NEW DELHI, Nov 23: The wrangle relating to the rights issue of paint maker Jenson and Nicholson (I) Limited (J&N), has taken a new turn with one of its shareholders, Turner Morrison group asking the company law board (CLB) to appoint an independent chairman and a new auditor to protect the interest of the minority share holders.
The petitioner, engaged in investment and trading, alleged that J&N’s cancellation of the rights issue was against the law under section 100 of the Companies Act, 1956. Turner Morrison pointed out that CLB intervention was necessary under section 397 and 398 of the Companies Act, 1956 for prevention of oppression of minority’s interest and mismanagement of company.

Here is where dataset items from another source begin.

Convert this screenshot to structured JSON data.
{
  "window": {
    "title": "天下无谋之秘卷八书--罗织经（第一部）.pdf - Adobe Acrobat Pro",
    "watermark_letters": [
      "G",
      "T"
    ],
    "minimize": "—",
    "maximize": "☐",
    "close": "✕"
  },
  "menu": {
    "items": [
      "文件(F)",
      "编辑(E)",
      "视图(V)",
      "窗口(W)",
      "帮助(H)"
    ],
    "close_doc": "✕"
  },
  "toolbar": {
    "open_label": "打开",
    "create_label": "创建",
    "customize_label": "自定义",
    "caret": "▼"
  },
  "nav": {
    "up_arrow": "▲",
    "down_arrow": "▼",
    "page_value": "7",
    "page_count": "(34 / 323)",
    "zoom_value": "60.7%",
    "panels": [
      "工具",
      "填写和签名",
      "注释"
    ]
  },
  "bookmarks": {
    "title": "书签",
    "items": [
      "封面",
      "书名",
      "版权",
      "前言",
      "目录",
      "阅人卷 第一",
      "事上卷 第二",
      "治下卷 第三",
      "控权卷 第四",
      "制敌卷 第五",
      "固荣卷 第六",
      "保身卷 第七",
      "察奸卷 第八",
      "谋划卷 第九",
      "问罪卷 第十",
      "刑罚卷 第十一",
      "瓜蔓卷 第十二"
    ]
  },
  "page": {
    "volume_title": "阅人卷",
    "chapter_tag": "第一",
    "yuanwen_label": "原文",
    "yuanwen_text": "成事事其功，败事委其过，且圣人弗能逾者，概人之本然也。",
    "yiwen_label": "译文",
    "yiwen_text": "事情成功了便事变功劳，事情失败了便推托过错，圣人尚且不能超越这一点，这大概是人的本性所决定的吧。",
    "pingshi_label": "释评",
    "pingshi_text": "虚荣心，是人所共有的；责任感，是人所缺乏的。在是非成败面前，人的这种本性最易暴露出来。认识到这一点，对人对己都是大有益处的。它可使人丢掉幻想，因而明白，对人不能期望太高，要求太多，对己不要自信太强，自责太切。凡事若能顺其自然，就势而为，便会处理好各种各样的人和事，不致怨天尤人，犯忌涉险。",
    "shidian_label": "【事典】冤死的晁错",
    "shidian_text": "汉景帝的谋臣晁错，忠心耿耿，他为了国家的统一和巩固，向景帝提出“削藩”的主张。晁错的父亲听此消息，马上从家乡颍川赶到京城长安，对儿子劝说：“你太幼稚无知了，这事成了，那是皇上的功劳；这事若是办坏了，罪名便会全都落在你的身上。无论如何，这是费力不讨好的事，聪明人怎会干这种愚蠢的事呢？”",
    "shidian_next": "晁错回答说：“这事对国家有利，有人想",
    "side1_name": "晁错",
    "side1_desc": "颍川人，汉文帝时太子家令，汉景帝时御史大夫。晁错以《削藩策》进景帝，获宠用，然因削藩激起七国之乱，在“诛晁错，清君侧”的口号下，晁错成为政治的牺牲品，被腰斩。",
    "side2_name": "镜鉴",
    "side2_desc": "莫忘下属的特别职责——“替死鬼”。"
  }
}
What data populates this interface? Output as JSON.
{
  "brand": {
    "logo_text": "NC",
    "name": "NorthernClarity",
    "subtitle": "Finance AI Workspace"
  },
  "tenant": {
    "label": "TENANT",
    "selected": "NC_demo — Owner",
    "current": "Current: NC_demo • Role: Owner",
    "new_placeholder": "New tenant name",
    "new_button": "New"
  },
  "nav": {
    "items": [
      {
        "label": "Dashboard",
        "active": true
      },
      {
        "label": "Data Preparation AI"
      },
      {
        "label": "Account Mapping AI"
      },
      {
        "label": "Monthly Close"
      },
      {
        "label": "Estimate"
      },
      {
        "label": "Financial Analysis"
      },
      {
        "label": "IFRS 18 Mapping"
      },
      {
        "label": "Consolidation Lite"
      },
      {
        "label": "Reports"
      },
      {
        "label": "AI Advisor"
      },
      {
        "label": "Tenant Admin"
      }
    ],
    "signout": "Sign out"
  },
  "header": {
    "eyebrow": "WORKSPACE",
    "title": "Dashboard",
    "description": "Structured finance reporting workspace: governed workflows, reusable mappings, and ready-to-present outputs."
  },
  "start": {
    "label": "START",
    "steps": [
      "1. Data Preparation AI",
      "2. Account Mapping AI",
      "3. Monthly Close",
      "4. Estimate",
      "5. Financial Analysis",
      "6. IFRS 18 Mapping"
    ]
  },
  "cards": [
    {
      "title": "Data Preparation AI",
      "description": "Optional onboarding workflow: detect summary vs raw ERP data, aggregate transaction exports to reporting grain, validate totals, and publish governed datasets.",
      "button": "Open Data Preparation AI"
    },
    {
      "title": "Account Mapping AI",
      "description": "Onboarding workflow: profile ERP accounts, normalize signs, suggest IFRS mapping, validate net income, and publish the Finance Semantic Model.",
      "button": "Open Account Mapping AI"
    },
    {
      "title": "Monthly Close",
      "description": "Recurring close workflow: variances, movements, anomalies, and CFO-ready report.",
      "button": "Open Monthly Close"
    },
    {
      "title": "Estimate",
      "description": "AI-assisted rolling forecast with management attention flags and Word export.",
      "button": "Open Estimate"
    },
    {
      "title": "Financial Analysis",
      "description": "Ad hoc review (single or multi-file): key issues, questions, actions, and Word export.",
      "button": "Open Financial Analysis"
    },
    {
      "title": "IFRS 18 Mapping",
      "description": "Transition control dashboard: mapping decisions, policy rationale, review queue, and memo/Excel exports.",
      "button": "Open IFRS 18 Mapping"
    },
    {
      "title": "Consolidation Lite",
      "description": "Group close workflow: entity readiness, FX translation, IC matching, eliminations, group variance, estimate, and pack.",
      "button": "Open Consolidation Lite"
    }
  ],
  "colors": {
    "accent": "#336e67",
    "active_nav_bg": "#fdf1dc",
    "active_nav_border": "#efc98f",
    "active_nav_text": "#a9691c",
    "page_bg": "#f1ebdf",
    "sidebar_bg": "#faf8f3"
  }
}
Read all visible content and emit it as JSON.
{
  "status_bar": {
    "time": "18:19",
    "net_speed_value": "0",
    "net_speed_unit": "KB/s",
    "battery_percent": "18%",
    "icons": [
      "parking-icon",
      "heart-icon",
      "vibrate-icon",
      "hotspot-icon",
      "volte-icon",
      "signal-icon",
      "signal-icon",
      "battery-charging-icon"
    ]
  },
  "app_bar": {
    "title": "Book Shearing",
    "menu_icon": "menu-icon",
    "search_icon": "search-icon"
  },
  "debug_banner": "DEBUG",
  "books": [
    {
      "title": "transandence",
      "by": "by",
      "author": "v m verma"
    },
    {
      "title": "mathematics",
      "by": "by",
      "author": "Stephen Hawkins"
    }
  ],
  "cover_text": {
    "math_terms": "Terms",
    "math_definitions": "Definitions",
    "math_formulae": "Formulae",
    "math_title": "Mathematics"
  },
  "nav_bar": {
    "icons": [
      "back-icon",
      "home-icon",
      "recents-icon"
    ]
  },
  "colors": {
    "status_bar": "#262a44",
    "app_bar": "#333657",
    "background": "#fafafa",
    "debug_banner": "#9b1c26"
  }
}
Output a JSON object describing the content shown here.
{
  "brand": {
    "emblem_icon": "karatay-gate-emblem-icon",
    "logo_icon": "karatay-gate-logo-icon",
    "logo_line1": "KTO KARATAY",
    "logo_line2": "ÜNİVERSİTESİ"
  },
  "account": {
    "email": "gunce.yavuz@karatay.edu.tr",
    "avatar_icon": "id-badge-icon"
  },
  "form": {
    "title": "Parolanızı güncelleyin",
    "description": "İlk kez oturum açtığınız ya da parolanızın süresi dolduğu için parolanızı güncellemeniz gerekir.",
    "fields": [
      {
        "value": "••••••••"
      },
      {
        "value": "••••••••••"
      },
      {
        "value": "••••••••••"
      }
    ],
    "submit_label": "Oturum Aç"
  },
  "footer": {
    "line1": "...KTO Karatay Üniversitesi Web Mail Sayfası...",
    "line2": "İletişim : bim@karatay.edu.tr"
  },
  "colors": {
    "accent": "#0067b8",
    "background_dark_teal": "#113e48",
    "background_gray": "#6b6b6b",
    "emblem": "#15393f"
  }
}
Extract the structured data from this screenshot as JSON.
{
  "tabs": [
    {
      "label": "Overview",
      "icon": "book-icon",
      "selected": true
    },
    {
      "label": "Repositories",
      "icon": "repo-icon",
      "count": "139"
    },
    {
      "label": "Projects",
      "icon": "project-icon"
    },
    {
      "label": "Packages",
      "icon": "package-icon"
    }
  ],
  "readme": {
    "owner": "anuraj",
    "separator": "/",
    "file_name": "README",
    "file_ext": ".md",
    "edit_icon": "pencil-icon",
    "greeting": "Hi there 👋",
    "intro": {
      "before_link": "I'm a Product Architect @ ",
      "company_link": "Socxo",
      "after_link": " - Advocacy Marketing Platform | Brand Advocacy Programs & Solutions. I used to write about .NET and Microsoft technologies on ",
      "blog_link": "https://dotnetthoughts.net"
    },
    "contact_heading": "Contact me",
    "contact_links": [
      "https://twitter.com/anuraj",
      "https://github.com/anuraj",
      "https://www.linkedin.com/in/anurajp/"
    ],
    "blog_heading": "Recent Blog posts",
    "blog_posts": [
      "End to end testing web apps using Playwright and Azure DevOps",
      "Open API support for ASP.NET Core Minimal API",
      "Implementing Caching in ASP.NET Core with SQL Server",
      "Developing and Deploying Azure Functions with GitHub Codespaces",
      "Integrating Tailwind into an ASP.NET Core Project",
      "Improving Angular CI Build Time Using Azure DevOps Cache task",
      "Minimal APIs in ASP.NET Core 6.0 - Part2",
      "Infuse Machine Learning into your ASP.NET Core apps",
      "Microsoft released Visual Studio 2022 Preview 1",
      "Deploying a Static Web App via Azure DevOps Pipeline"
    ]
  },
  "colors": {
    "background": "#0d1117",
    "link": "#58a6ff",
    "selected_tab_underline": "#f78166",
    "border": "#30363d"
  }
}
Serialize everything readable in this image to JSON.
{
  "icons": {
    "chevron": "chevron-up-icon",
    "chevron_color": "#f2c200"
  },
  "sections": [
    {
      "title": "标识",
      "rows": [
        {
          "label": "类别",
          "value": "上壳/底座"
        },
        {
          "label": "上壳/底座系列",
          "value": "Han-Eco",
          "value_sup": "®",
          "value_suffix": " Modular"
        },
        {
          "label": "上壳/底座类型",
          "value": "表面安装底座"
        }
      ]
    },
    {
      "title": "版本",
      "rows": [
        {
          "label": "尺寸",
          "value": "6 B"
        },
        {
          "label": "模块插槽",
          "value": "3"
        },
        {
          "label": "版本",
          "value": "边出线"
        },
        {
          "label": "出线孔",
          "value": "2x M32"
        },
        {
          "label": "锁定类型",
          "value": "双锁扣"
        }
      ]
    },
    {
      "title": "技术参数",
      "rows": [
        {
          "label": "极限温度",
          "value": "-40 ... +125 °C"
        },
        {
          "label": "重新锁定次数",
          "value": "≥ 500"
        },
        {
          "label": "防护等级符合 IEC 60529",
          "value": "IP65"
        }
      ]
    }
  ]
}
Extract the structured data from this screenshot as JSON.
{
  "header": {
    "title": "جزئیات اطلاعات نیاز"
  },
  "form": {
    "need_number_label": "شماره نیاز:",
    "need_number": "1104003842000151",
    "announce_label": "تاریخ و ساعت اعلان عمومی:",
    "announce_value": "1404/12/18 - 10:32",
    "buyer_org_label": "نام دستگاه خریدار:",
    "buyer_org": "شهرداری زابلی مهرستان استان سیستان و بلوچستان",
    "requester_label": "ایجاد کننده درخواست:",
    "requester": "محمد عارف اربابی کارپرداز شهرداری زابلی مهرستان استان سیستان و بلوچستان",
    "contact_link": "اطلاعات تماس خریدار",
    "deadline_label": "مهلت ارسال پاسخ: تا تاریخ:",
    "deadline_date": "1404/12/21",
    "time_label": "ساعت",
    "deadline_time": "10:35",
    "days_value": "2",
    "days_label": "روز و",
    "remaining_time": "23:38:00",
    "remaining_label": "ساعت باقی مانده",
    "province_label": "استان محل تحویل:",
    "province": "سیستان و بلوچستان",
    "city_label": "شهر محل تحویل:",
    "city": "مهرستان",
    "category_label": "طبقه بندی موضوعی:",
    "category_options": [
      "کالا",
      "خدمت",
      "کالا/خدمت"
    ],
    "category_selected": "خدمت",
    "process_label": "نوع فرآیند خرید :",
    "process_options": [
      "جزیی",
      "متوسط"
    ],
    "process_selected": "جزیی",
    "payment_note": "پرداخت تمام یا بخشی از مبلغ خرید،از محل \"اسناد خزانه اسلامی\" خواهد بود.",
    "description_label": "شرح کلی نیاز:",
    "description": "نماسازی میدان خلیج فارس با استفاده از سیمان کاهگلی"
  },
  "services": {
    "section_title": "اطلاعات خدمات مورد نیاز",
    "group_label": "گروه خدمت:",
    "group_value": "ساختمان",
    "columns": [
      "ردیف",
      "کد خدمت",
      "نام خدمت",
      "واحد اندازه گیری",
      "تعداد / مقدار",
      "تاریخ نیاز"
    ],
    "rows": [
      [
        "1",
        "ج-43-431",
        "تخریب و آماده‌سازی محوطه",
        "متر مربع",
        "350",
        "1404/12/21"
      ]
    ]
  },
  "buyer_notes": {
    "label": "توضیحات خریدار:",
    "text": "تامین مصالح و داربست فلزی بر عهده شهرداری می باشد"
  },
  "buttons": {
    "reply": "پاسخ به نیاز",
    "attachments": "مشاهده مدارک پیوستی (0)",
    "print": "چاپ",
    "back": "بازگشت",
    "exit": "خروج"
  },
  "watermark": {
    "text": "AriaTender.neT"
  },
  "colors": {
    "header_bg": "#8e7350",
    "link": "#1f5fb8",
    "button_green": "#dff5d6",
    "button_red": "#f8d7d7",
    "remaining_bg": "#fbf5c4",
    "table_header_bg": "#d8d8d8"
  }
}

J&N last year had cancelled its rights issue of 20,68,939 17 per cent unsecured and fully convertible debentures (FCD) as the company feared a takeover bid. Turner Morrison, which held 3.07% stake in J&N was hoping to up its stake to 18.18% after the full conversion of the now controversial rights issue.
The cancellation of the issues after allotment was rare in Indian corporate history and in this regard the SEBI had also barred the company from raising money from the primary market for the next two years, as there was no violation of takeover code prevalent in India, the sources said.
The part “A” of FCD were supposed to be converted into equity capital on November 1, 1996 and the company had informed its shareholders of cancellation of rights issues on November 15, 1996, after dispatching certificates.
According to sources after the conversion of part “B” of FCD in February 1997 the share holding of Turner Morrison group would have increased to 18.18 per cent.